At the gates of the school, Elisabet turned and led Andras down the boulevard Raspail without a word. All the way to the Tuileries she stayed two steps ahead of him. She had drawn her hair into a tight ponytail; it beat a rhythm against her back as she walked. He followed her down Raspail to Saint-Germain, and they crossed over the river and into the Tuileries. She led him down paths awash in gold and lilac and fuchsia, through the too-fragrant profusion of May flora, until they reached what must have been the park’s only dismal corner: a black bench in need of repainting, a deflowered flowerbed. Behind them swept the rush of traffic on the rue de Rivoli. Elisabet sat down, crossed her arms again, and gave Andras a hate-laced stare.
“This won’t take long,” she said. And then she told him he ought to know what kind of woman her mother was.
“I know what kind of woman she is,” Andras said.
“You told her the truth about Paul and me. And now I’m going to tell you the truth about her.”

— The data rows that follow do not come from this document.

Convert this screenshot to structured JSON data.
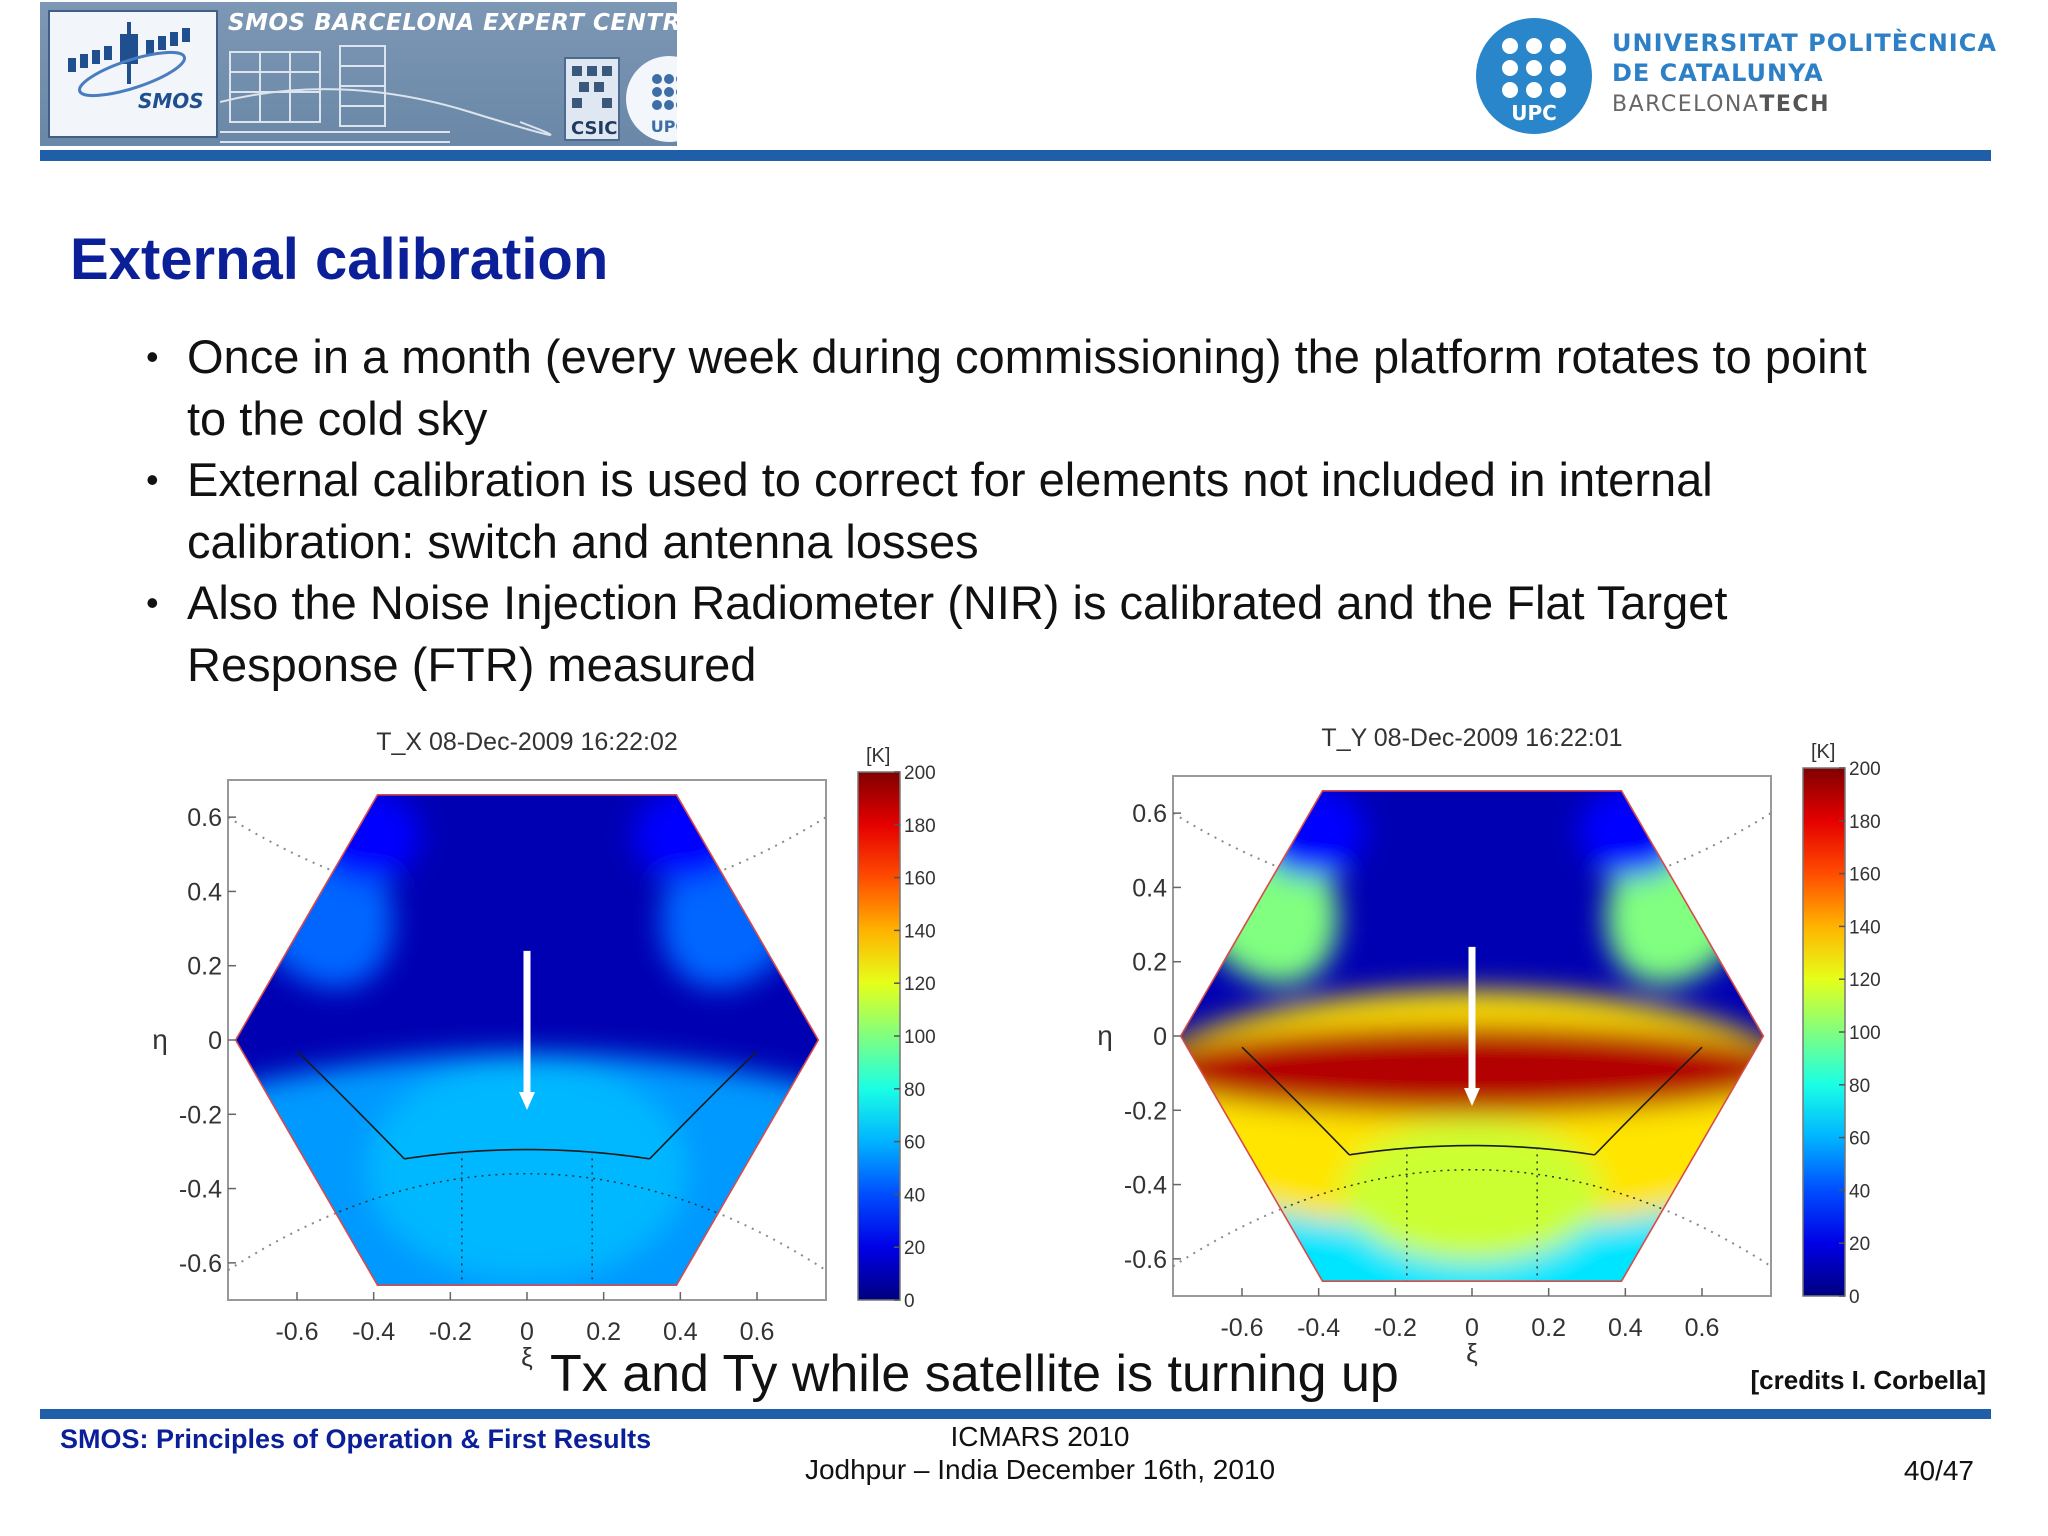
{
  "header": {
    "banner_title": "SMOS BARCELONA EXPERT CENTRE",
    "smos_logo_text": "SMOS",
    "csic_text": "CSIC",
    "upc_badge_text": "UPC",
    "university_line1": "UNIVERSITAT POLITÈCNICA",
    "university_line2": "DE CATALUNYA",
    "university_line3_a": "BARCELONA",
    "university_line3_b": "TECH"
  },
  "slide": {
    "title": "External calibration",
    "bullets": [
      "Once in a month (every week during commissioning) the platform rotates to point to the cold sky",
      "External calibration is used to correct for elements not included in internal calibration: switch and antenna losses",
      "Also the Noise Injection Radiometer (NIR) is calibrated and the Flat Target Response (FTR) measured"
    ],
    "caption": "Tx and Ty while satellite is turning up",
    "credits": "[credits I. Corbella]"
  },
  "chart_data": [
    {
      "type": "heatmap",
      "title": "T_X 08-Dec-2009 16:22:02",
      "xlabel": "ξ",
      "ylabel": "η",
      "x_ticks": [
        "-0.6",
        "-0.4",
        "-0.2",
        "0",
        "0.2",
        "0.4",
        "0.6"
      ],
      "y_ticks": [
        "0.6",
        "0.4",
        "0.2",
        "0",
        "-0.2",
        "-0.4",
        "-0.6"
      ],
      "xlim": [
        -0.78,
        0.78
      ],
      "ylim": [
        -0.7,
        0.7
      ],
      "colorbar_label": "[K]",
      "colorbar_ticks": [
        "200",
        "180",
        "160",
        "140",
        "120",
        "100",
        "80",
        "60",
        "40",
        "20",
        "0"
      ],
      "clim": [
        0,
        200
      ],
      "regions": [
        {
          "region": "upper hexagon (cold sky)",
          "approx_value_K": 10
        },
        {
          "region": "upper lobes",
          "approx_value_K": 45
        },
        {
          "region": "lower hexagon (Earth)",
          "approx_value_K": 55
        }
      ],
      "annotation": "arrow pointing down"
    },
    {
      "type": "heatmap",
      "title": "T_Y 08-Dec-2009 16:22:01",
      "xlabel": "ξ",
      "ylabel": "η",
      "x_ticks": [
        "-0.6",
        "-0.4",
        "-0.2",
        "0",
        "0.2",
        "0.4",
        "0.6"
      ],
      "y_ticks": [
        "0.6",
        "0.4",
        "0.2",
        "0",
        "-0.2",
        "-0.4",
        "-0.6"
      ],
      "xlim": [
        -0.78,
        0.78
      ],
      "ylim": [
        -0.7,
        0.7
      ],
      "colorbar_label": "[K]",
      "colorbar_ticks": [
        "200",
        "180",
        "160",
        "140",
        "120",
        "100",
        "80",
        "60",
        "40",
        "20",
        "0"
      ],
      "clim": [
        0,
        200
      ],
      "regions": [
        {
          "region": "upper hexagon (cold sky)",
          "approx_value_K": 10
        },
        {
          "region": "upper lobes",
          "approx_value_K": 100
        },
        {
          "region": "horizon band",
          "approx_value_K": 190
        },
        {
          "region": "lower middle",
          "approx_value_K": 130
        },
        {
          "region": "bottom",
          "approx_value_K": 70
        }
      ],
      "annotation": "arrow pointing down"
    }
  ],
  "footer": {
    "left": "SMOS: Principles of Operation & First Results",
    "center_line1": "ICMARS 2010",
    "center_line2": "Jodhpur – India December 16th, 2010",
    "page": "40/47"
  }
}
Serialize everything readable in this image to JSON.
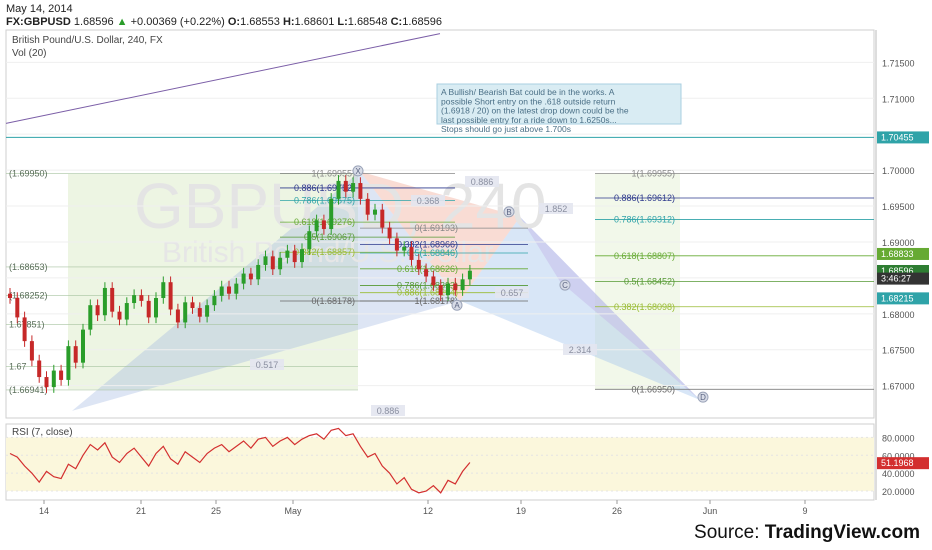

She was angry, he reminded himself. She would do whatever she could to hurt him, would tell whatever lies it suited her to tell. In a sense, he owed it to her to listen; he had betrayed her, after all.
“All right,” he said. “What do you want to tell me?”
“I suppose you think you’re my mother’s first lover since my father.”
“I know she’s led a complicated life,” he said. “That’s not news.”
Elisabet gave a short, hard laugh. “Complicated! I wouldn’t say so. It’s simple, once you know the pattern. I’ve seen pathetic men fawning over her for as long as I can remember. She’s always known what she wanted from them, and what she was worth. How do you think she got the apartment and the studio? By dancing her heart out?”
It was all he could do not to slap her. He dug his nails into the palms of his hands. “That’s enough,” he said. “I won’t listen to this.”
“Someone has to tell you the truth.”
“Your mother doesn’t take me for a fool, and neither should you.”
“But you are a fool, you stupid fool! She’s playing a game with you, using you to make another man jealous. A real man, an adult, one with a job and money. You can read about it yourself.” She produced a sheaf of envelopes from her leather schoolbag. A masculine hand; Klara’s name. She took out another sheaf, and another. Stacks and stacks of letters. She peeled an envelope from the top of the pile, extracted the letter, and began to read.